UMass to enhance security at residence halls
AMHERST — University of Massachusetts officials plan more than $2 million in security upgrades during the next three years to make the campus safer, including a new electronic sign-in system for visitors at all 51 residence halls.
That new software will be installed as a pilot program at one dormitory during the winter break, and will be in use when UMass students return in January.
Launching this pilot software, which is expected eventually to replace the current pen-and-paper sign-ins at all the campus dormitories, is the first in a series of steps to improve security.
These are among 87 recommendations in a 214-page report prepared by Business Protection Specialists Inc. of Canandaigua, N.Y., which was hired in March to complete a $40,000 comprehensive review of UMass dormitory security.
Commissioned by Police Chief John Horvath, the report outlines how campus security procedures can be improved at the dormitories that house 13,000 students.
The study was prompted by an alleged gang-rape of a UMass freshman in her dorm room Oct. 12, 2012. According to both UMass police and court records, one of the four defendants bypassed residence hall security and entered while the woman was not in her room. The other three allegedly were signed into the building by a stranger. None was a UMass student.
The consultants estimate it would cost $274,000 to install the automated visitor management software in all dormitories.
“That’s been something we’ve wanted to change for years, going to an electronic visitor management system,” Horvath said.

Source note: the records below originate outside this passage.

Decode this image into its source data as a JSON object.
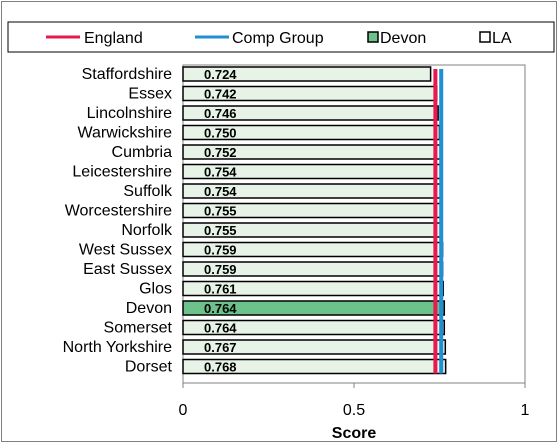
{
  "chart_data": {
    "type": "bar",
    "orientation": "horizontal",
    "title": "",
    "xlabel": "Score",
    "ylabel": "",
    "xlim": [
      0,
      1
    ],
    "xticks": [
      "0",
      "0.5",
      "1"
    ],
    "legend_position": "top",
    "categories": [
      "Staffordshire",
      "Essex",
      "Lincolnshire",
      "Warwickshire",
      "Cumbria",
      "Leicestershire",
      "Suffolk",
      "Worcestershire",
      "Norfolk",
      "West Sussex",
      "East Sussex",
      "Glos",
      "Devon",
      "Somerset",
      "North Yorkshire",
      "Dorset"
    ],
    "values": [
      0.724,
      0.742,
      0.746,
      0.75,
      0.752,
      0.754,
      0.754,
      0.755,
      0.755,
      0.759,
      0.759,
      0.761,
      0.764,
      0.764,
      0.767,
      0.768
    ],
    "data_labels": [
      "0.724",
      "0.742",
      "0.746",
      "0.750",
      "0.752",
      "0.754",
      "0.754",
      "0.755",
      "0.755",
      "0.759",
      "0.759",
      "0.761",
      "0.764",
      "0.764",
      "0.767",
      "0.768"
    ],
    "highlight_category": "Devon",
    "reference_lines": [
      {
        "name": "England",
        "value": 0.738,
        "color": "#e8194f"
      },
      {
        "name": "Comp Group",
        "value": 0.755,
        "color": "#1f8fd6"
      }
    ],
    "legend": [
      "England",
      "Comp Group",
      "Devon",
      "LA"
    ],
    "colors": {
      "la_bar": "#e6f3e6",
      "devon_bar": "#6cc28a",
      "bar_border": "#000000",
      "england": "#e8194f",
      "comp_group": "#1f8fd6"
    }
  }
}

It’s unclear whether such a system would have prevented the incident, but Horvath said quicker transmission of data, collected in real time, would have allowed information to be uploaded into incident reports instantaneously. This software will also allow campus security monitors to have more vigilance over the lobby in each dorm, he said.
UMass wants to make residence halls safe, but not uncomfortable, for students who spend eight months there every year.

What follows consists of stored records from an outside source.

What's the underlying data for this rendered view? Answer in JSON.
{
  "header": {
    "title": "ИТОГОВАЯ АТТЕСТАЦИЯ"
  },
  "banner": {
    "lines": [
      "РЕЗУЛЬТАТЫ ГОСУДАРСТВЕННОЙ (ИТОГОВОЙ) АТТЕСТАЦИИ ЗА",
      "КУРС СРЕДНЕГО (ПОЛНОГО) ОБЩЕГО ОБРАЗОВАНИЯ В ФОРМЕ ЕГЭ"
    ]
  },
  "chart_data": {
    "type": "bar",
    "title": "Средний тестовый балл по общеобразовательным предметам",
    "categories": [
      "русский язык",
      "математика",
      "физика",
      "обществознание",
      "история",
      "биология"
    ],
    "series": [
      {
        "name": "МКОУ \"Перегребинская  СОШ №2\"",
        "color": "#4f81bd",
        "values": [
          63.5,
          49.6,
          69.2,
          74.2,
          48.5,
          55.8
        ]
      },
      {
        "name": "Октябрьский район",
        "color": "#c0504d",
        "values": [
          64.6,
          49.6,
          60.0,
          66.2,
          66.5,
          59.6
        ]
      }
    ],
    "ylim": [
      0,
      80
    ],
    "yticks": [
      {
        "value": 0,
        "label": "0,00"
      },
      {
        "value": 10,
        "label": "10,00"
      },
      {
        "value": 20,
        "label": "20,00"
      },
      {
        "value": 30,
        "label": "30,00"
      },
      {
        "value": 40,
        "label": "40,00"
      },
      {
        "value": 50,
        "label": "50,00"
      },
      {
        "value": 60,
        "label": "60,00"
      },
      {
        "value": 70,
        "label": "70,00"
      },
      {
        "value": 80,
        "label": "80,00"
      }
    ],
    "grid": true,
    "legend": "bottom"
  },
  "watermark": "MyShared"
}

Other recommendations include:
∎ Eliminating potential public access points in some dormitories that include stairwells, rest rooms, classrooms and student-run eateries, as well as fixing general lobby “weaknesses,” at a cost of $972,791.

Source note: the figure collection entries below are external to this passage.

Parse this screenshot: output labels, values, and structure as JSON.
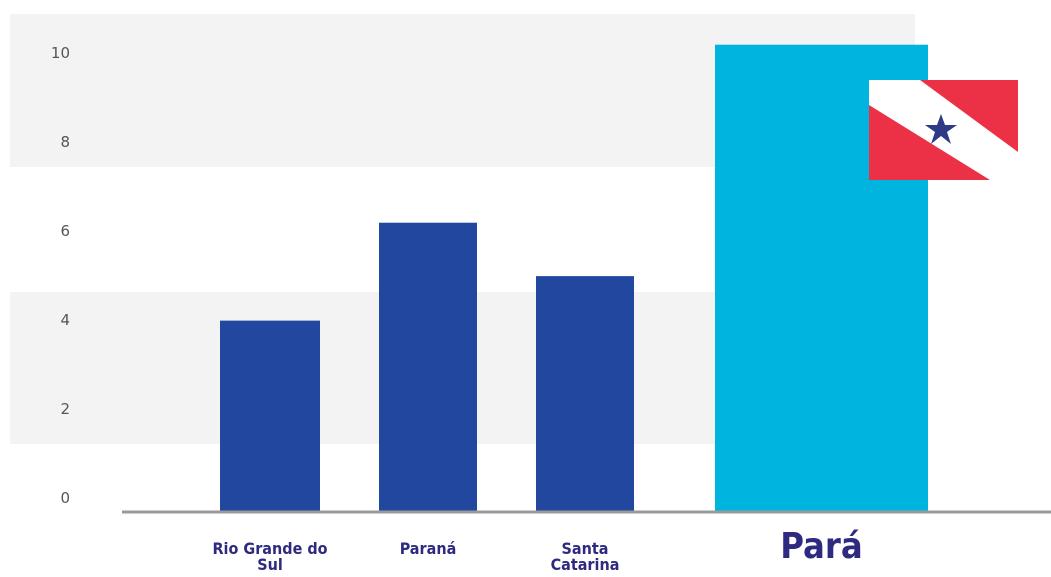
{
  "chart_data": {
    "type": "bar",
    "categories": [
      "Rio Grande do Sul",
      "Paraná",
      "Santa Catarina",
      "Pará"
    ],
    "values": [
      4.0,
      6.2,
      5.0,
      10.2
    ],
    "colors": [
      "#21489e",
      "#21489e",
      "#21489e",
      "#00b4e0"
    ],
    "ylim": [
      -0.3,
      10.8
    ],
    "yticks": [
      0,
      2,
      4,
      6,
      8,
      10
    ]
  }
}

∎ Replacing all video cameras used for dormitory security at a cost of $188,831.
∎ Removing stickers from the ID cards that students use to “swipe” into the residence halls, moving to a safer system in which student information is embedded in the ID card rather than affixed to it, at a cost of $45,325.
∎ Prohibiting alcohol in dormitories where freshmen and students under 21 reside.
Enku Gelaye, interim vice chancellor for students and campus life, said it is important to engage with students so they appreciate the unintended consequences of letting someone into their dormitories without being signed in.
Gelaye said the 350 resident assistants who work in the dormitories have extensive training and numerous workshops are centered around alcohol use. She said the report will be used to make sure that UMass continues to follow best practices.
The independent review reported that UMass is doing many things well for its students who live on campus, including having the doors to residence halls locked 24 hours a day, seven days a week; investing $1.2 million in electronic access controls that replaced mechanical locks and keys; installing more than 1,000 video cameras on campus, 389 of which are in residence halls; and extending campus security staff hours. Horvath said these students begin their work at 8 p.m. and stay on until midnight, or 2 a.m. on Thursdays and 3 a.m. on Fridays and Saturdays.